WARNING: This blog contains mention of sexual abuse
Dear Nanaimo,
I am writing this letter to inform you, the city I have grown to love and the city I chose and raised my daughter in, that it is time to WAKE UP!
There are many things I love about Nanaimo, your scenery, the amount of time it takes to get to the scenery, parks, lakes, river, mountains and ocean, the music scene and arts community, and some of the amazing people I’ve met over the years.
It has recently been brought to my attention that Nanaimo just isn’t safe for women that are single any more, or for people that are on their own for that matter. You see I don’t think it’s right or fair that one should have to “put out” or “partner up” to have a safe place to be whether in a home or on the streets. If this is the case then this is unacceptable! And unfortunately this is the case!
No one should ever feel the pressure of having to do either of these things to feel safe, period, in any part of our beautiful planet! It is time for society, not just Nanaimo in this case, to wake up!
You see a week ago I found myself in the predicament I’m in and it was shocking. I suddenly had nowhere to go. I’ve always been resourceful and figured things out for myself and my family in a quick time so that we never had to be homeless. We always found a place to go and I have always held my door open to those that didn’t. I fed and clothed, showered and let folks stay on my couch if they needed. Dozens of Nanaimoites I’ve taken in under my wing. I wouldn’t change that for the world and I have no regrets in helping those in need.
Back to me now, I found myself with nowhere to go and reached out to the many resources and service providers I could think of, even learned about new ones and called them too. No one could help. No one had a bed available for a single woman fleeing abuse from a family member.
You see, Nanaimo only helps women fleeing from an abusive partner, or you have to go to the regular women’s shelter. But with over 600 homeless people and only 75 beds for those people, it’s first come first served and once you get in you stay put…
So what do you do? Well you either partner up or put out for the night so a man or another person will stay with you, or you risk the danger of being attacked by vigillantes, taken by traffickers and pushed into sex work, or being robbed, raped or beaten because this has what our society has come to.. How anyone can just shrug and accept it until they have been put in this yucky situation is beyond my understanding.
I have always thought a bit differently than everyone I guess. My grandmother always said if you see someone with less than you or in need and you are able to help, then help them.
I understand we individuals are unable to help everyone with the cost of food and rent or mortgages – it is impossible to afford to help everyone, but as a community and a country we are able to afford to help those with less than others. We can afford to build the affordable housing so desperately needed in our communities. We CAN DO IT, we just have to want to and tell our city council to make our community better! That is why we have politicians!

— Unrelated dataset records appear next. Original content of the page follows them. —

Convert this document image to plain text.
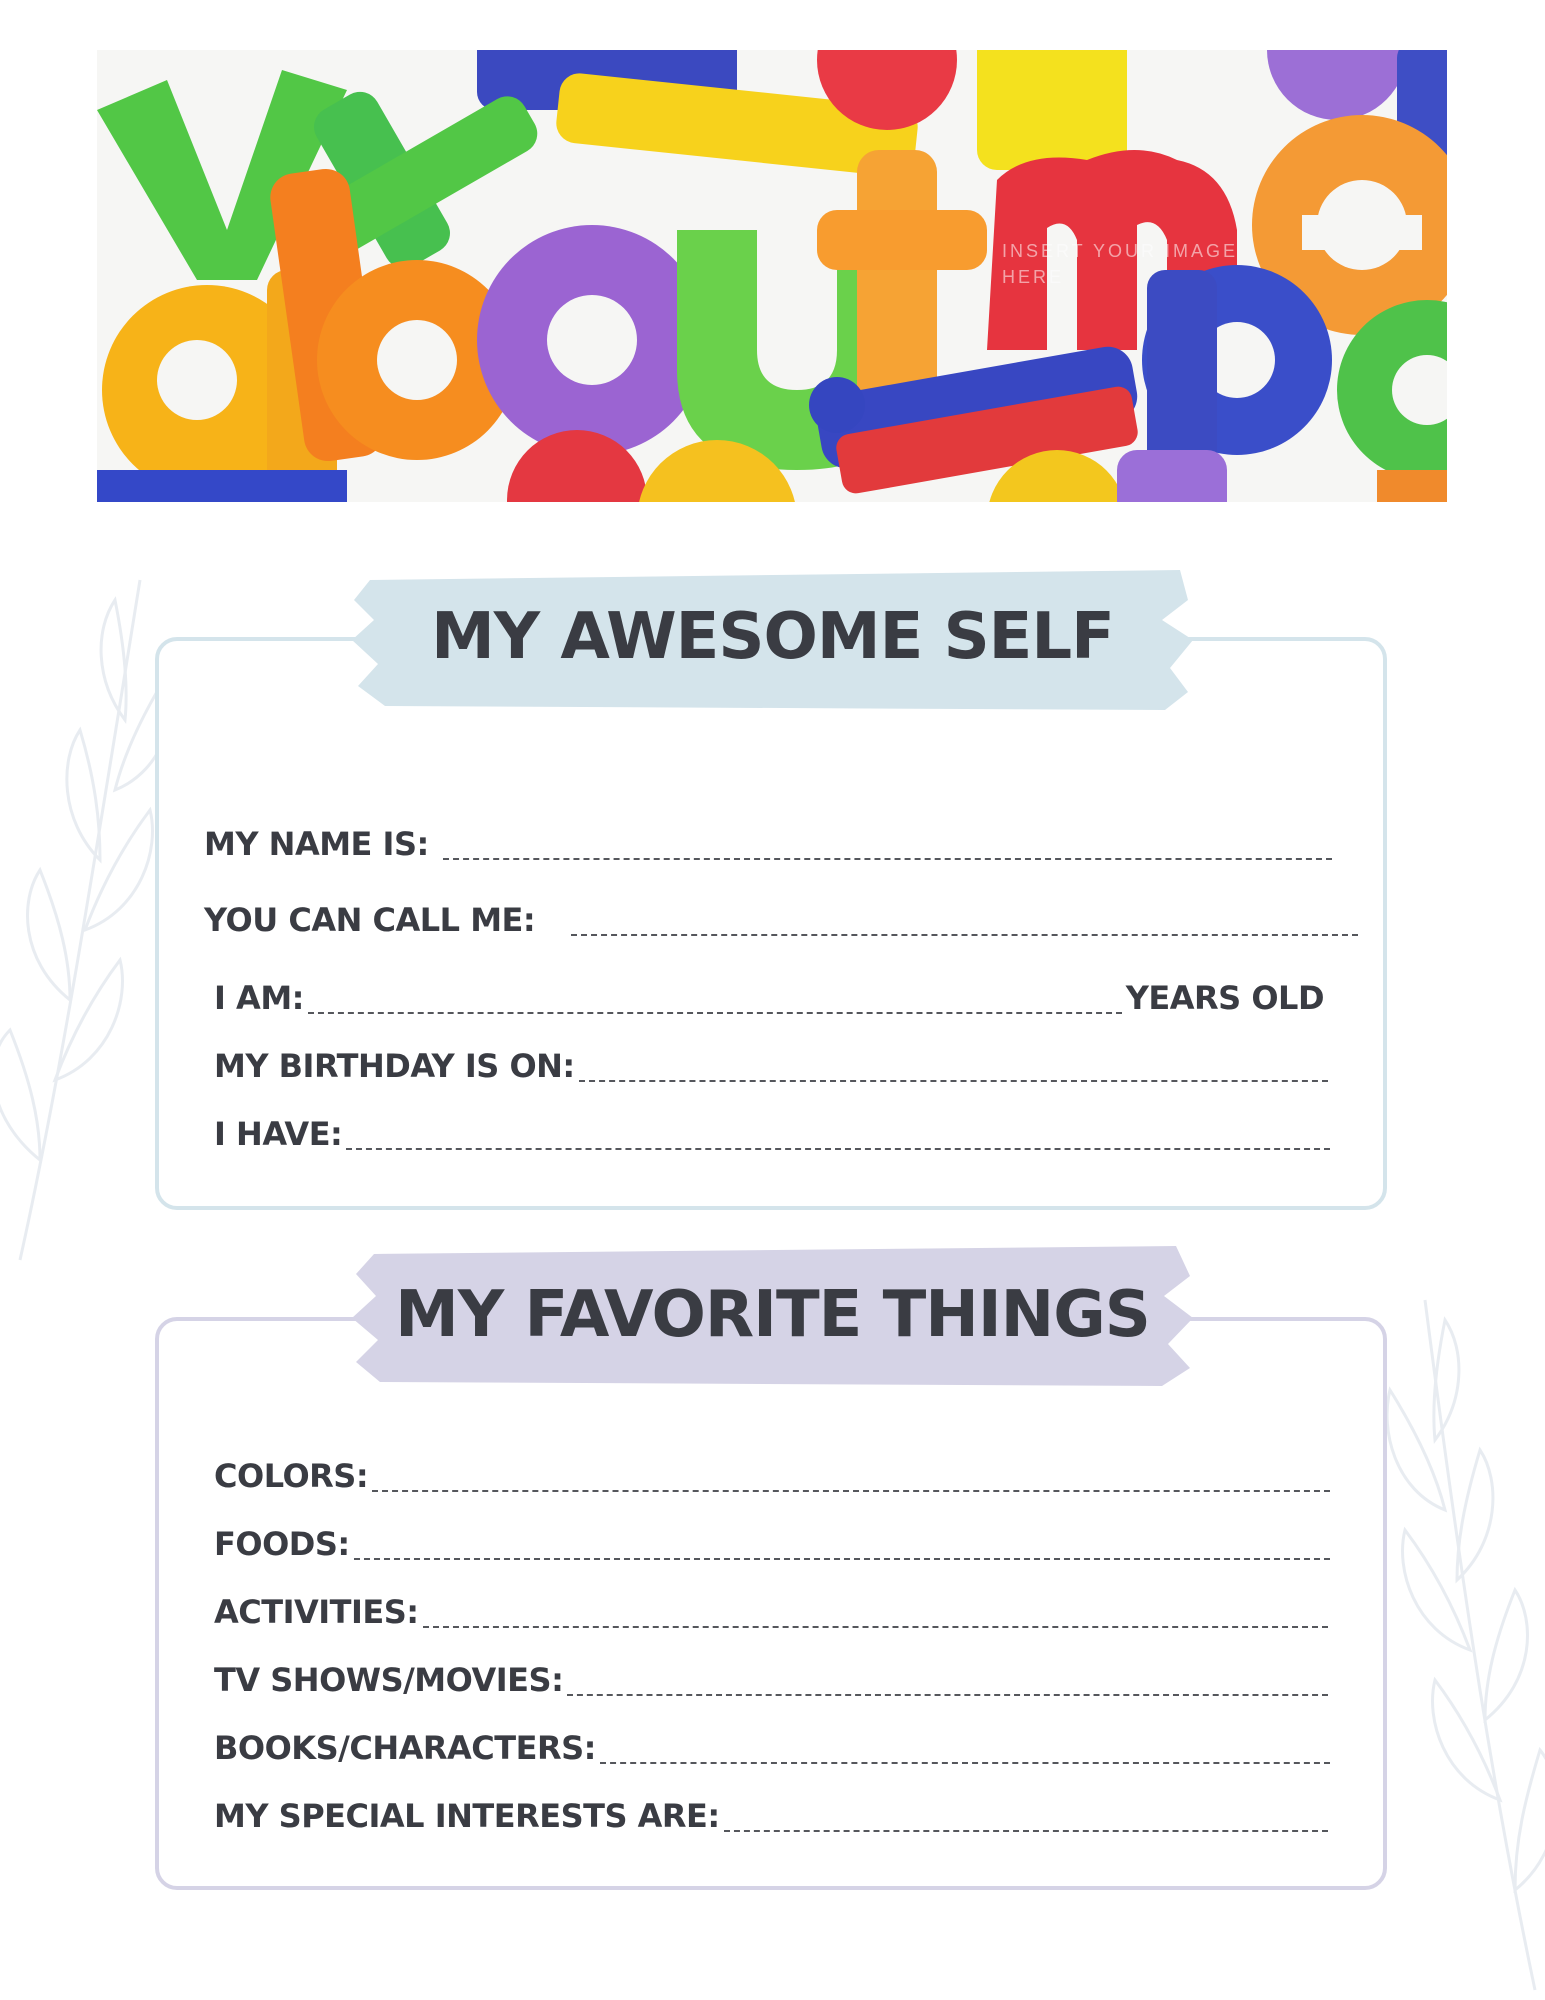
INSERT YOUR IMAGE HERE
MY AWESOME SELF
MY NAME IS:
YOU CAN CALL ME:
I AM:	YEARS OLD
MY BIRTHDAY IS ON:
I HAVE:
MY FAVORITE THINGS
COLORS:
FOODS:
ACTIVITIES:
TV SHOWS/MOVIES:
BOOKS/CHARACTERS:
MY SPECIAL INTERESTS ARE:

To do the work we ask to make our community better for all.
But when councils are receiving emails from a select few people that do not want change or to progress forward what does one do? I guess partner up and suck it up to be safe so we don’t face the ugliness that is out there or leave.
I’m saddened to admit I have had to leave the city I love in order to remain safe, I’ve had to leave my grandson because there was nowhere to be and that just isn’t right, to be blunt. 27 years I’ve lived in Nanaimo and contributed in a positive way whether paying taxes, being employed and helping business grow, helping those less fortunate and privileged than others. It seems like so many women these days, 44 with grown children, to be in a stage of life where we are expected to be married and own a home or even be in a second marriage. I chose a different route.
I chose to focus on my child and raise her as best I could on my own while supporting her relationship with her father so she had a good male role model. Why should I be punished for being a strong independent woman? Instead of finding support and help I have found women telling me to stay quiet, don’t rock the boat, keep my head down and do what I need to get what I need. This saddens me to no avail. The research has been done, points have been made and advice given so many times on this subject. It’s time to WAKE UP! So others don’t have to be traumatized and forced into situations they don’t want to be in.